Class LdLocale

java.lang.Object
com.optimaize.langdetect.i18n.LdLocale

public final class LdLocale extends Object
A language-detector implementation of a Locale, similar to the java.util.Locale.

It represents a IETF BCP 47 tag, but does not implement all the features. Features can be added as needed.

It is constructed through the fromString(java.lang.String) factory method. The toString() method produces a parseable and persistable string.

The class is immutable.

The java.util.Locale cannot be used because it has issues for historical reasons, notably the script code conversion for Hebrew, Yiddish and Indonesian, and more. If one needs a Locale, it is simple to create one based on this object.
The ICU ULocale cannot be used because a) it has issues too (for our use case) and b) we're not using ICU in here [yet].

This class does not perform any modifications on the input. The input is used as is, and the getters return it in exactly the same way. No standardization, canonicalization, cleaning.

The input is validated syntactically, but not for code existence. For example the script code must be a valid ISO 15924 like "Latn" or "Cyrl", in correct case. But whether the code exists or not is not checked. These code standards are not fixed, simply because regional entities like Countries can change for political reasons, and languages are living entities. Therefore certain codes may exist at some point in time only (be introduced late, or be deprecated or removed, or even be re-assigned another meaning). It is not up to us to decide whether Kosovo is a country in 2015 or not. If one needs to only work with a certain range of acceptable codes, he can validate the codes through other classes that have knowledge about the codes.

Language: as for BCP 47, the iso 639-1 code must be used if there is one. For example "fr" for French. If not, the ISO 639-3 should be used. It is highly discouraged to use 639-2. Right now this class enforces a 2 or 3 char code, but this may be relaxed in the future.

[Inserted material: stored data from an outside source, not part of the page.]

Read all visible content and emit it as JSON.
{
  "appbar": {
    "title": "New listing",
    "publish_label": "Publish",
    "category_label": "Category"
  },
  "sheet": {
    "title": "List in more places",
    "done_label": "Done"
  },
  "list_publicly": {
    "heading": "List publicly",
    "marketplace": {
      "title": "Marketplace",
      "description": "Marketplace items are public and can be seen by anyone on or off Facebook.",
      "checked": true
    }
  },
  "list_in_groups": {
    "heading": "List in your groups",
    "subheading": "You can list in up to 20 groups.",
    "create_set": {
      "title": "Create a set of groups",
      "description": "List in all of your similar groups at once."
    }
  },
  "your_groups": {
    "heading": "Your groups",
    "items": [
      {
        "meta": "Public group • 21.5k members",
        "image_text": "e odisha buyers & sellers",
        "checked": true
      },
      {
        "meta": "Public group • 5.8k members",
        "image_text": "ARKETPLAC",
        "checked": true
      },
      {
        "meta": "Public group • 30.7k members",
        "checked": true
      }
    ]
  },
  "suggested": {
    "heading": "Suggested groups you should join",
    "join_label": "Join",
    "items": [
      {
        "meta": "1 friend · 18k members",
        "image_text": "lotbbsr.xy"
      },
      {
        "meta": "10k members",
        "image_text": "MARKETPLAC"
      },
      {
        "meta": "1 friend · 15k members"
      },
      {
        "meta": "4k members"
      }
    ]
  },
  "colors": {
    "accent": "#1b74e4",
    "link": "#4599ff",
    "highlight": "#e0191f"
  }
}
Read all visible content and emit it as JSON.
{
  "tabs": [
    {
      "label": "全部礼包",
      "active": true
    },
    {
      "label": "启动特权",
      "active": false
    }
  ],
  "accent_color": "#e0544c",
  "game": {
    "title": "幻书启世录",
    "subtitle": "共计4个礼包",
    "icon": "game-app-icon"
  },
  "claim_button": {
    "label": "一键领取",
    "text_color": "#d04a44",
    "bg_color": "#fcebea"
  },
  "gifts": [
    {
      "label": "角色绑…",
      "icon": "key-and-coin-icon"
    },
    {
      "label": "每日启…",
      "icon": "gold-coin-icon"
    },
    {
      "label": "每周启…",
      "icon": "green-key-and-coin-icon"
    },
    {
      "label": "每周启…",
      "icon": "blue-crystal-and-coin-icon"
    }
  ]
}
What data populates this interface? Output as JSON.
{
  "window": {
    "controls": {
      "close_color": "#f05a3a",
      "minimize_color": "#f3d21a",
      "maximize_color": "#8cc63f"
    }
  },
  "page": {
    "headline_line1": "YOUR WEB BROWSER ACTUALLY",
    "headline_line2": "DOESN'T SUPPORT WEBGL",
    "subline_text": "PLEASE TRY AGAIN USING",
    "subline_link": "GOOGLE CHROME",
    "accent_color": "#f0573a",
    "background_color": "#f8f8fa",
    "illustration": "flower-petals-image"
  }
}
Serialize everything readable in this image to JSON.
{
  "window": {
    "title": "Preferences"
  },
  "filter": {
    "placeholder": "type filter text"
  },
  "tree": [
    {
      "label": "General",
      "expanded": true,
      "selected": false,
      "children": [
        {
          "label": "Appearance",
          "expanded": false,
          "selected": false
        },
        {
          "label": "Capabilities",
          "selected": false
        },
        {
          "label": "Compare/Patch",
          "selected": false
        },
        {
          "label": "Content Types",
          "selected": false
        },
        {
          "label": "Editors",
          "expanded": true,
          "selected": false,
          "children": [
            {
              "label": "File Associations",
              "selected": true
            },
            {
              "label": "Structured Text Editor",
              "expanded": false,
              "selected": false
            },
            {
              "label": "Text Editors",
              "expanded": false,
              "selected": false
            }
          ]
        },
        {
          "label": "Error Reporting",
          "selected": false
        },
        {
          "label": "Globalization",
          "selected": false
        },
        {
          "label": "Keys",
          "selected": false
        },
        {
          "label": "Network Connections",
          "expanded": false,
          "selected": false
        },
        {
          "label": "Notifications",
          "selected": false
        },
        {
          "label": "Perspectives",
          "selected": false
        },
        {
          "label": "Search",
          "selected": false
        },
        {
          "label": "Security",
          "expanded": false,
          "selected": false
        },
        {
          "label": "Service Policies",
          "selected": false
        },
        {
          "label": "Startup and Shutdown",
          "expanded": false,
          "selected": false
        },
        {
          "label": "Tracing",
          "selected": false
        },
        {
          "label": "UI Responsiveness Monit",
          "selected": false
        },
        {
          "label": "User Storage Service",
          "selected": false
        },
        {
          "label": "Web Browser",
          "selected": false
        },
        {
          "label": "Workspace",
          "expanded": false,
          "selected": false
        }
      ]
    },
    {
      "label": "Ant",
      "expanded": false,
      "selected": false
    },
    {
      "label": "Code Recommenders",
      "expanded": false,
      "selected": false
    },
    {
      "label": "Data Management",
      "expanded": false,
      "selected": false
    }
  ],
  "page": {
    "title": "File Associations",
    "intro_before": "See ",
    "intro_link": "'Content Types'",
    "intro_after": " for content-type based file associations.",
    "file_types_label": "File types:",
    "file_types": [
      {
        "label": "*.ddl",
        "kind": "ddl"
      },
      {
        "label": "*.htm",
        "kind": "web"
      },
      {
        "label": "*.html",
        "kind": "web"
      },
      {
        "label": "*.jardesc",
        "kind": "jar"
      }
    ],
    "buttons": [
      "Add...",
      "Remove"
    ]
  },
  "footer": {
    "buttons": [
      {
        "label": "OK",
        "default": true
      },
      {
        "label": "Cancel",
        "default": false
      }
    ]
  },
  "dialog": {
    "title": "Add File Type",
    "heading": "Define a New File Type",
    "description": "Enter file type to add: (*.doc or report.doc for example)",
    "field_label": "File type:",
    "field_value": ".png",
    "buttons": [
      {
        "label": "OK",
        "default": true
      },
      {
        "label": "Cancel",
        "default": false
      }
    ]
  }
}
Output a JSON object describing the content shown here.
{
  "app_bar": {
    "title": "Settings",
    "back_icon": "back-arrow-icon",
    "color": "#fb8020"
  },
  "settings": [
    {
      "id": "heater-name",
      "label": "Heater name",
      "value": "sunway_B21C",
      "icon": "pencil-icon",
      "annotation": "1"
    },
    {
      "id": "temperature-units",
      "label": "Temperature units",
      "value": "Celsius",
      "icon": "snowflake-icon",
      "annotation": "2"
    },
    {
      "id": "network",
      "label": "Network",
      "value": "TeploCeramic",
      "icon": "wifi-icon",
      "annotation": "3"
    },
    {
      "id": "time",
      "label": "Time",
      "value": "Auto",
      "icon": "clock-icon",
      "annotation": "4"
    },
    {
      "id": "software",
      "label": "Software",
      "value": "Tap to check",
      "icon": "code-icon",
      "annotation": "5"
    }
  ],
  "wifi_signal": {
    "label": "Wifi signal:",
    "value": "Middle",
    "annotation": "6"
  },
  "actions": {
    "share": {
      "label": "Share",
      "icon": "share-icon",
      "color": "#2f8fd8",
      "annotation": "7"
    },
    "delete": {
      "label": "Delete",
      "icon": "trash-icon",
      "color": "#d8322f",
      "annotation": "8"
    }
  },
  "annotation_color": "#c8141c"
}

Script: Only ISO 15924, no discussion.

Region: same as for BCP 47. That means ISO 3166-1 alpha-2 and "UN M.49". I can imagine relaxing it in the future to also allow 3166-2 codes. In most cases the "region" is a "country".

  • Field Details

    • language

      @NotNull private final @NotNull String language
    • script

      @NotNull private final @NotNull com.google.common.base.Optional<String> script
    • region

      @NotNull private final @NotNull com.google.common.base.Optional<String> region
  • Constructor Details

    • LdLocale

      private LdLocale(@NotNull @NotNull String language, @NotNull @NotNull com.google.common.base.Optional<String> script, @NotNull @NotNull com.google.common.base.Optional<String> region)
  • Method Details

    • fromString

      @NotNull public static @NotNull LdLocale fromString(@NotNull @NotNull String string)
      Parameters:
      string - The output of the toString() method.
      Returns:
      either a new or possibly a cached (immutable) instance.
    • looksLikeScriptCode

      private static boolean looksLikeScriptCode(String string)
    • looksLikeGeoCode3166_1

      private static boolean looksLikeGeoCode3166_1(String string)
    • looksLikeGeoCodeNumeric

      private static boolean looksLikeGeoCodeNumeric(String string)
    • assignLang

      private static String assignLang(String s)
    • toString

      public String toString()
      The output of this can be fed to the fromString() method.
      Overrides:
      toString in class Object
      Returns:
      for example "de" or "de-Latn" or "de-CH" or "de-Latn-CH", see class header.
    • getLanguage

      @NotNull public @NotNull String getLanguage()
      Returns:
      ISO 639-1 or 639-3 language code, eg "fr" or "gsw", see class header.
    • getScript

      @NotNull public @NotNull com.google.common.base.Optional<String> getScript()
      Returns:
      ISO 15924 script code, eg "Latn", see class header.
    • getRegion

      @NotNull public @NotNull com.google.common.base.Optional<String> getRegion()
      Returns:
      ISO 3166-1 or UN M.49 code, eg "DE" or 150, see class header.
    • equals

      public boolean equals(Object o)
      Overrides:
      equals in class Object
    • hashCode

      public int hashCode()
      Overrides:
      hashCode in class Object